The guide needs four concrete parts: patient eligibility procedures for pediatric clinics, split-billing rules for pediatric formulations, how purchasing handles manufacturer restrictions, and how internal audits test those controls. HRSA reviewers look for version numbers, signatures, and clear ownership. You don’t need a consultant, just someone who actually knows the system. And skip the vendor boilerplate promising “100% audit success.” HRSA’s seen those templates, too.
I’ve sat in audit debriefs where a pharmacy director tried to justify a chewable tablet claim based on flavoring differences. Don’t. HRSA only cares that every prescription ties back to a valid 340B-eligible encounter with a registered provider at a registered site. The fix is boring: crosswalk prescribing data weekly, flag encounters missing billing credentials, and clean them up. One client trimmed eight percent of total pediatric claims that way, roughly $220,000 in avoided repayments. Not glamorous, but real.

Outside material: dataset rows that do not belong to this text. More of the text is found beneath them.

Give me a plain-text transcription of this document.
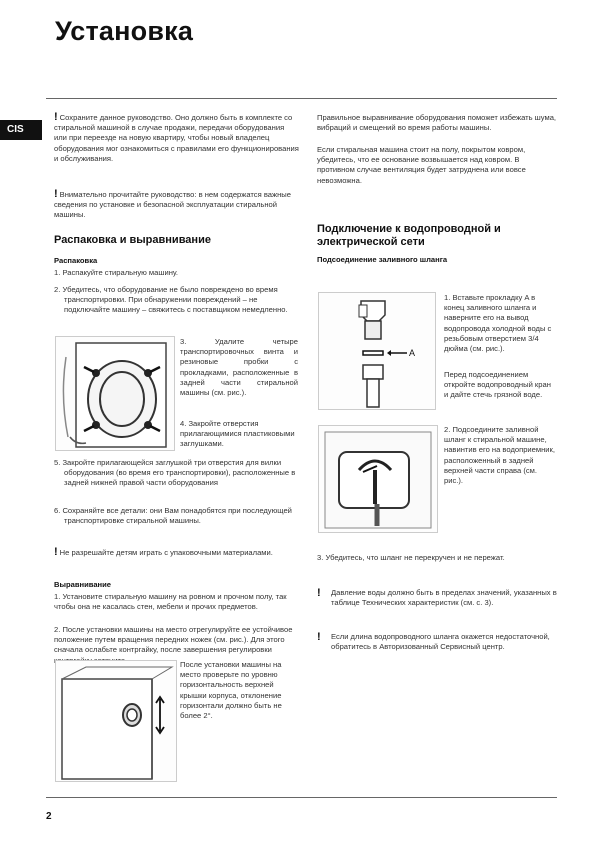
Установка
CIS

! Сохраните данное руководство. Оно должно быть в комплекте со стиральной машиной в случае продажи, передачи оборудования или при переезде на новую квартиру, чтобы новый владелец оборудования мог ознакомиться с правилами его функционирования и обслуживания.

! Внимательно прочитайте руководство: в нем содержатся важные сведения по установке и безопасной эксплуатации стиральной машины.

Распаковка и выравнивание
Распаковка
1. Распакуйте стиральную машину.
2. Убедитесь, что оборудование не было повреждено во время транспортировки. При обнаружении повреждений – не подключайте машину – свяжитесь с поставщиком немедленно.
3. Удалите четыре транспортировочных винта и резиновые пробки с прокладками, расположенные в задней части стиральной машины (см. рис.).
4. Закройте отверстия прилагающимися пластиковыми заглушками.
5. Закройте прилагающейся заглушкой три отверстия для вилки оборудования (во время его транспортировки), расположенные в задней нижней правой части оборудования
6. Сохраняйте все детали: они Вам понадобятся при последующей транспортировке стиральной машины.

! Не разрешайте детям играть с упаковочными материалами.

Выравнивание
1. Установите стиральную машину на ровном и прочном полу, так чтобы она не касалась стен, мебели и прочих предметов.
2. После установки машины на место отрегулируйте ее устойчивое положение путем вращения передних ножек (см. рис.). Для этого сначала ослабьте контргайку, после завершения регулировки
После установки машины на место проверьте по уровню горизонтальность верхней крышки корпуса, отклонение горизонтали должно быть не более 2°.
Правильное выравнивание оборудования поможет избежать шума, вибраций и смещений во время работы машины.
Если стиральная машина стоит на полу, покрытом ковром, убедитесь, что ее основание возвышается над ковром. В противном случае вентиляция будет затруднена или вовсе невозможна.
Подключение к водопроводной и электрической сети
Подсоединение заливного шланга
A
1. Вставьте прокладку A в конец заливного шланга и наверните его на вывод водопровода холодной воды с резьбовым отверстием 3/4 дюйма (см. рис.).
Перед подсоединением откройте водопроводный кран и дайте стечь грязной воде.
2. Подсоедините заливной шланг к стиральной машине, навинтив его на водоприемник, расположенный в задней верхней части справа (см. рис.).
3. Убедитесь, что шланг не перекручен и не пережат.
! Давление воды должно быть в пределах значений, указанных в таблице Технических характеристик (см. с. 3).
! Если длина водопроводного шланга окажется недостаточной, обратитесь в Авторизованный Сервисный центр.
2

Most children’s hospitals still treat 340B audits as a once-a-year panic. They’re not. They’re a running dialogue with an agency that has thin resources and sharp focus. If your pediatric formulations start showing up in HRSA’s analytics, it means they already see risk. Look, don’t hand them the conclusion. Map your sites. Clean your NDCs. Register your clinics. The statute won’t rescue you from sloppiness, and HRSA enforces guidance, not grace.